Akses jembatan kembali normal usai Gubernur Jawa Barat Dedi Mulyadi meninjau lokasi pada Sabtu (4/7/2026) dan meminta agar penutupan segera dibuka demi kepentingan masyarakat.

Jembatan Kembali Dilalui

Pantauan di lokasi pada Minggu (5/7/2026) menunjukkan bambu yang sebelumnya menutup akses jembatan sudah tidak ada.

Warga dari Ciamis maupun Tasikmalaya kembali memanfaatkan jembatan tersebut untuk beraktivitas, berolahraga, hingga berfoto di sekitar lokasi.

Kades Benarkan Pembukaan

Kepala Desa Wanasigra, Yudi Wahyudi, membenarkan bahwa akses jembatan telah dibuka kembali setelah kedatangan Gubernur Jawa Barat.

«”Betul, kemarin Pak Dedi Mulyadi datang langsung ke lokasi dan jembatannya dibuka,” ujar Yudi.»

Penutupan Dipicu Sengketa

Yudi menjelaskan penutupan dilakukan sebagai bentuk protes atas persoalan akses jalan dan lahan menuju jembatan yang dinilai belum tuntas.

Persoalan tersebut telah disampaikan langsung kepada Dedi Mulyadi saat kunjungan ke lokasi.

«”Pak Dedi meminta dari pihak desa untuk membuka dulu aksesnya. Nanti persoalan ini rencananya akan dimediasi oleh Pak Dedi antara pihak Tasikmalaya dan pihak Wanasigra,” katanya.»

Dedi Janji Fasilitasi Mediasi

Dedi Mulyadi menyatakan akan mempertemukan seluruh pihak yang berkaitan dengan polemik tersebut.

Ia berencana mengundang Pemerintah Kota Tasikmalaya, Kepala Desa Wanasigra, Lurah Sukamenak, dan pihak terkait lainnya untuk mencari solusi bersama.

«”Sudah, nanti akan kita undang Pemkot Tasik, kita undang Lurah Sukamenak, kita undang bareng dengan Kuwu Wanasigra,” kata Dedi.»

Soroti Persoalan Lahan

Menurut Dedi, persoalan muncul karena terdapat perbedaan perlakuan terhadap proses pengadaan lahan di kedua wilayah.

Sebagian warga Ciamis menghibahkan tanah untuk pembangunan akses jembatan, sedangkan di wilayah Kota Tasikmalaya terdapat proses pembebasan lahan yang menggunakan anggaran pemerintah.

Jalan Akan Dibangun

Selain memediasi persoalan, Dedi juga berkomitmen membangun akses jalan menuju Jembatan Sukamenak.

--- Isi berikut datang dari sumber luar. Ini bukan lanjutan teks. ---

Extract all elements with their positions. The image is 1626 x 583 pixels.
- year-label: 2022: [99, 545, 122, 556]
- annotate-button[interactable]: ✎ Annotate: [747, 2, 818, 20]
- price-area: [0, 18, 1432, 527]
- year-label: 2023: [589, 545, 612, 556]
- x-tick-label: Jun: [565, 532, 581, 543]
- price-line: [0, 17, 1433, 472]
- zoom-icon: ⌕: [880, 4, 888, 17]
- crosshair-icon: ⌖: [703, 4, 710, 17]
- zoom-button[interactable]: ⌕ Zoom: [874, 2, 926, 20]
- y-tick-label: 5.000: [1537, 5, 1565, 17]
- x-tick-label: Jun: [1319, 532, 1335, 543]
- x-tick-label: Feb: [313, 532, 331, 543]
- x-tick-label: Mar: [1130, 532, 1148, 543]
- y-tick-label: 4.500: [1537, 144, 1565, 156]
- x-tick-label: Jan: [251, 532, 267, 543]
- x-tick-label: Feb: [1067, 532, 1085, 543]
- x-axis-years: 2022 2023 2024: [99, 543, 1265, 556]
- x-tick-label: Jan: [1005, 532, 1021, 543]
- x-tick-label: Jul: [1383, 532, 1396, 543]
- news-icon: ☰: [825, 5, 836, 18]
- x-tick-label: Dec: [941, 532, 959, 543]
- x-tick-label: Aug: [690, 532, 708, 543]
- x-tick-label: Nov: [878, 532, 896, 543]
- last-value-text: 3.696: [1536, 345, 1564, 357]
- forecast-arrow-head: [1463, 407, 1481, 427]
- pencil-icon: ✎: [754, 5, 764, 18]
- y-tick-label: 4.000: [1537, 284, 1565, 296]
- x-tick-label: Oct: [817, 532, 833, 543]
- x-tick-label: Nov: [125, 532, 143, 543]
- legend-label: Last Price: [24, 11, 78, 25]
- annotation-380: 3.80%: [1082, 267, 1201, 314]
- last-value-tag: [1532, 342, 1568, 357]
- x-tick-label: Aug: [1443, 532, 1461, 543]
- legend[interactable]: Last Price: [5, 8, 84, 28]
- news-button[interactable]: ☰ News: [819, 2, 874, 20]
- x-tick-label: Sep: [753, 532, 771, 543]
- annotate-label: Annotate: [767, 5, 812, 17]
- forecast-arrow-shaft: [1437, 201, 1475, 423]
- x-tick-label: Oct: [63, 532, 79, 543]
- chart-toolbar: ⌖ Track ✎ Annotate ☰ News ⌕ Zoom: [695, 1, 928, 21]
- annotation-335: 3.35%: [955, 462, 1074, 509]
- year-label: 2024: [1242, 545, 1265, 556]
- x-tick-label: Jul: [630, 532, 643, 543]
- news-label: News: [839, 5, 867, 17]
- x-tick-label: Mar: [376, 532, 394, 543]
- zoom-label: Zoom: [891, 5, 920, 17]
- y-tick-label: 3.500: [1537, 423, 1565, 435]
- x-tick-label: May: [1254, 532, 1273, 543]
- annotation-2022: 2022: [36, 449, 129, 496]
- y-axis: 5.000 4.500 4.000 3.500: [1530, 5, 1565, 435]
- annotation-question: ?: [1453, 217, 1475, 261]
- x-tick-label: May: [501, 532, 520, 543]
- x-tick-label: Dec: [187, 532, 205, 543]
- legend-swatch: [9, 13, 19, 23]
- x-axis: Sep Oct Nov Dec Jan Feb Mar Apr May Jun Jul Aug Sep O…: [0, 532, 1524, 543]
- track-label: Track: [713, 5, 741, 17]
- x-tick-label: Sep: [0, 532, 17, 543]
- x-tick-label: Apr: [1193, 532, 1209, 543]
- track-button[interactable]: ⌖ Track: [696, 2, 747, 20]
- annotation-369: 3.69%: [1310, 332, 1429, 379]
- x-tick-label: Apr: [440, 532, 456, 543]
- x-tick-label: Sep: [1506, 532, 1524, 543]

Ia menyebut jalan sepanjang sekitar 400 meter tersebut akan dicor dengan nilai pekerjaan sekitar Rp1,5 miliar.

Warga Harapkan Solusi

Meski akses jembatan sudah kembali dibuka, Pemerintah Desa Wanasigra menegaskan persoalan pokok belum sepenuhnya selesai.

Pemerintah desa berharap mediasi yang difasilitasi Pemerintah Provinsi Jawa Barat dapat menghasilkan solusi yang adil bagi seluruh pihak sekaligus menjaga kelancaran akses masyarakat antara Kabupaten Ciamis dan Kota Tasikmalaya.